The New Yorker (1959-2010). Mint Condition. Price Negotiable.
He sat between the Freelance Copywriter and Babysitter (Prices fixed by hour). I jotted down the phone number. I was broke. I had nothing to negotiate with. But maybe I could browse through the stack and find one or two copies.
I met him at the coffee shop not far from the store. His glasses were smudged and his voice was filled with cigars. He looked like an Indian Hemingway.
“Why are you selling them? How can you let them go?”
“My wife hates them. She says my junk takes up too much space.
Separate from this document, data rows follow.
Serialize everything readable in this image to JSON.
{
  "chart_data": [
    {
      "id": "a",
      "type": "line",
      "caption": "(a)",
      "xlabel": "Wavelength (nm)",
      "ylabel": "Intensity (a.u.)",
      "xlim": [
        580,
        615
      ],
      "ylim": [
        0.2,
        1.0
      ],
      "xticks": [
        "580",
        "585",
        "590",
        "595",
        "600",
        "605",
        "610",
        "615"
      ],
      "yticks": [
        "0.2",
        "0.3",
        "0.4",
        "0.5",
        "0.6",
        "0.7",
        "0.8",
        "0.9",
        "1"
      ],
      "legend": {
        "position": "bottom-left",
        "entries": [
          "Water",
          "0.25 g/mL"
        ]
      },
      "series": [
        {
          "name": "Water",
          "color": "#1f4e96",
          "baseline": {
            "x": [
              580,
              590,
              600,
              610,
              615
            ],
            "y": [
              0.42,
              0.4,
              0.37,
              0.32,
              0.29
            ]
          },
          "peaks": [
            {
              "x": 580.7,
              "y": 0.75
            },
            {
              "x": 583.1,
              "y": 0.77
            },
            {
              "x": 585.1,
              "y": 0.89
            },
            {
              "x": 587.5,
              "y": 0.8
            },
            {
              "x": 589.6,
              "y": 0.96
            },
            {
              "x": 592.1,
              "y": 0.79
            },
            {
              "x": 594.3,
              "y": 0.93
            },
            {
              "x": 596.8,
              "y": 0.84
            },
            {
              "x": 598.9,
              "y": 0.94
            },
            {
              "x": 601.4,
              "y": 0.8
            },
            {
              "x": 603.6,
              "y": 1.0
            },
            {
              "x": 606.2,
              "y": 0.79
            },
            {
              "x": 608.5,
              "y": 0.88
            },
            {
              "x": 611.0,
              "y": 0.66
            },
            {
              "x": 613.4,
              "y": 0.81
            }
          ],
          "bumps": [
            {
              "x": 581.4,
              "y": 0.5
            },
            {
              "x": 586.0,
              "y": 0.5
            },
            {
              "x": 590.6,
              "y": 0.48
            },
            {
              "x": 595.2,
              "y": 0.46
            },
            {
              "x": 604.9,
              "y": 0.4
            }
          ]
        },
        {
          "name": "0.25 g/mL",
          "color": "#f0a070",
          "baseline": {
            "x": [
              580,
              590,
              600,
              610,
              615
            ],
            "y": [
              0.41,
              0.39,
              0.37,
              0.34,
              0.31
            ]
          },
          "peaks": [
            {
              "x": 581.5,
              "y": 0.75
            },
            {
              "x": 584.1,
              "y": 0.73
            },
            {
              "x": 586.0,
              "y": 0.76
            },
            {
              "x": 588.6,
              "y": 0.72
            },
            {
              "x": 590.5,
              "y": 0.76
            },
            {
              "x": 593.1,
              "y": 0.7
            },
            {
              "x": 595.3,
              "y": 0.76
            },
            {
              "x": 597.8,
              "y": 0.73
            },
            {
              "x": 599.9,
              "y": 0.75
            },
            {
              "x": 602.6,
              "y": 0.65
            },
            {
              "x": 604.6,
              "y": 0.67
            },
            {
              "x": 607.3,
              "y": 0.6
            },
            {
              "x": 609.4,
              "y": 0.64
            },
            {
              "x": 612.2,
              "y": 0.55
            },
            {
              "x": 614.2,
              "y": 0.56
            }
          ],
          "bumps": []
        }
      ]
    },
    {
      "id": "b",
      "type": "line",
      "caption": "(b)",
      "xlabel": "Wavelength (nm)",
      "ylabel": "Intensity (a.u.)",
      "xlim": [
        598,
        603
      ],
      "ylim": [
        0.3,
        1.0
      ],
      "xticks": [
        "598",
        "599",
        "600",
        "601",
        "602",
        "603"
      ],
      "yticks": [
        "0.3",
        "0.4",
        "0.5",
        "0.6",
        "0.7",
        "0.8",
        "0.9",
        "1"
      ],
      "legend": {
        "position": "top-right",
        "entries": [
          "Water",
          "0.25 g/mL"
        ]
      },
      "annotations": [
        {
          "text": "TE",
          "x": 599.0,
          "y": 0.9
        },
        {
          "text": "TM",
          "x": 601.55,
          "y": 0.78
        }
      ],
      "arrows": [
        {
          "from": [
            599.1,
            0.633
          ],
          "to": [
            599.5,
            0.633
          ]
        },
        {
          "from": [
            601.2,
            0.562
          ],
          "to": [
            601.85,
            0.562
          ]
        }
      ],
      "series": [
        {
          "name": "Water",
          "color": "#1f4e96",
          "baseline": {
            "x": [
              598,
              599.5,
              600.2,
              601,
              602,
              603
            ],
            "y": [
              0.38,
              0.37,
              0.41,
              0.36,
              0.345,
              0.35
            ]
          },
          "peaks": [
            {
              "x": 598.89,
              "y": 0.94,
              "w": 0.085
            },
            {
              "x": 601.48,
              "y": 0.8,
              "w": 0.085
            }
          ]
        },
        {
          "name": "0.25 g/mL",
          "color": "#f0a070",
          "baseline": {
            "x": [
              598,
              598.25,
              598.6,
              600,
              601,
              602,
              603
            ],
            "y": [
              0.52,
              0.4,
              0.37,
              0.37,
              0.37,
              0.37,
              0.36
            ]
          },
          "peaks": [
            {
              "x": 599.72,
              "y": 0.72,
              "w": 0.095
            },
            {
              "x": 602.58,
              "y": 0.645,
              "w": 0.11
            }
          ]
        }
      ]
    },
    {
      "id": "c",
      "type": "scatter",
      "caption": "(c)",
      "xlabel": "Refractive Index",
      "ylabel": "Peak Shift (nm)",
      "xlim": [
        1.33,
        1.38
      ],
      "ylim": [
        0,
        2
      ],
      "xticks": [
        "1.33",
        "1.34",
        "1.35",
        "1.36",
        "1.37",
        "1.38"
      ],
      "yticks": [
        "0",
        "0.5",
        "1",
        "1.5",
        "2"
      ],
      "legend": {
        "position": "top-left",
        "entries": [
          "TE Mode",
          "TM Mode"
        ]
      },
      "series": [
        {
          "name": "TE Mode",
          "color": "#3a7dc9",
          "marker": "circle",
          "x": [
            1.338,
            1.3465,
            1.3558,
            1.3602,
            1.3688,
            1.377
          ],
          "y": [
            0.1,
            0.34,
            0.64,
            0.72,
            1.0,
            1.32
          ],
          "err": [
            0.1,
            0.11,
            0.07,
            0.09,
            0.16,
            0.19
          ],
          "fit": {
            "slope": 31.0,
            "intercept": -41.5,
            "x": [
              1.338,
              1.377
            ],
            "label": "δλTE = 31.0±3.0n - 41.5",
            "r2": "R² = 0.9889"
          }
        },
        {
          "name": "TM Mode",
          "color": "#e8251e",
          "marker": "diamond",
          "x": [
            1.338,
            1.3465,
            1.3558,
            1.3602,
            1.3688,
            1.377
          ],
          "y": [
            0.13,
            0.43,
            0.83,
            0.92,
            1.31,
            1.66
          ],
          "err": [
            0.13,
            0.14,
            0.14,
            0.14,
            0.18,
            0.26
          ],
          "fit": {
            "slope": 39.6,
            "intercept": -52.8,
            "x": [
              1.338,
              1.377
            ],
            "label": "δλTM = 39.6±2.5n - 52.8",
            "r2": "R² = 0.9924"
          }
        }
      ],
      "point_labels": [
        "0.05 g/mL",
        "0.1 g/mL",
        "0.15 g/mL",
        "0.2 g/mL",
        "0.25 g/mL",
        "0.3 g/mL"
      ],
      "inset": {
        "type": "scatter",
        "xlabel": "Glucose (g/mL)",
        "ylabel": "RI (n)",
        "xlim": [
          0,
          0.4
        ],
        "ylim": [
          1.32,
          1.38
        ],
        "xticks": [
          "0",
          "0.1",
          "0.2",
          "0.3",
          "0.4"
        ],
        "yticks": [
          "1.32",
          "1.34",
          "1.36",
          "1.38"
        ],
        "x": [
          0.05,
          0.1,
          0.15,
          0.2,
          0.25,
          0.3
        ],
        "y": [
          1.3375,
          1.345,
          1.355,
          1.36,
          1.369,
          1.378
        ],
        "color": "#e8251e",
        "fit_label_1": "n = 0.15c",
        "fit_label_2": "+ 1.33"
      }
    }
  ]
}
I’d rather give them to someone who cares, than let her have the satisfaction of throwing them out.”
“She doesn’t read?”
“She used to. Now she says she is too old.”
“Too old to read? Tell me there’s no such thing.”
“There’s no such thing,” he replies with a smile. It’s wide and almost boyish. “Why do you want them? What will you do with them?” he continues. His smile goes away and his eyes say more than his words.
“Me? I’ll read them over and over, till the pages turn yellow. I’ll memorize every page, every cover design. I’ll stack them on the floor by my bed. I’ll sleep next to and wake up with yellowing stories every day.”
“Every day till someone tells you to get rid of your junk.” His voice isn’t bitter.
“I don’t have a lot of money Sir. I can only pick a few copies.”
“Listen,” his voice is quiet, it is water hitting ice, “these aren’t for sale.” He raises the coffee cup with his left hand and takes a sip, but his eyes remain locked on me. I try not to look too disappointed, but I can’t hide my surprise when he asks, “Where do I send them?”
I still have every single copy. The pages aren’t yellow yet. No one has asked me to throw them out either, though a friend tried to buy a few issues from me. “Listen,” I told him, the taste of rich, hand rolled cigar replaced my cheap corner-store cigarette, “these aren’t for sale.”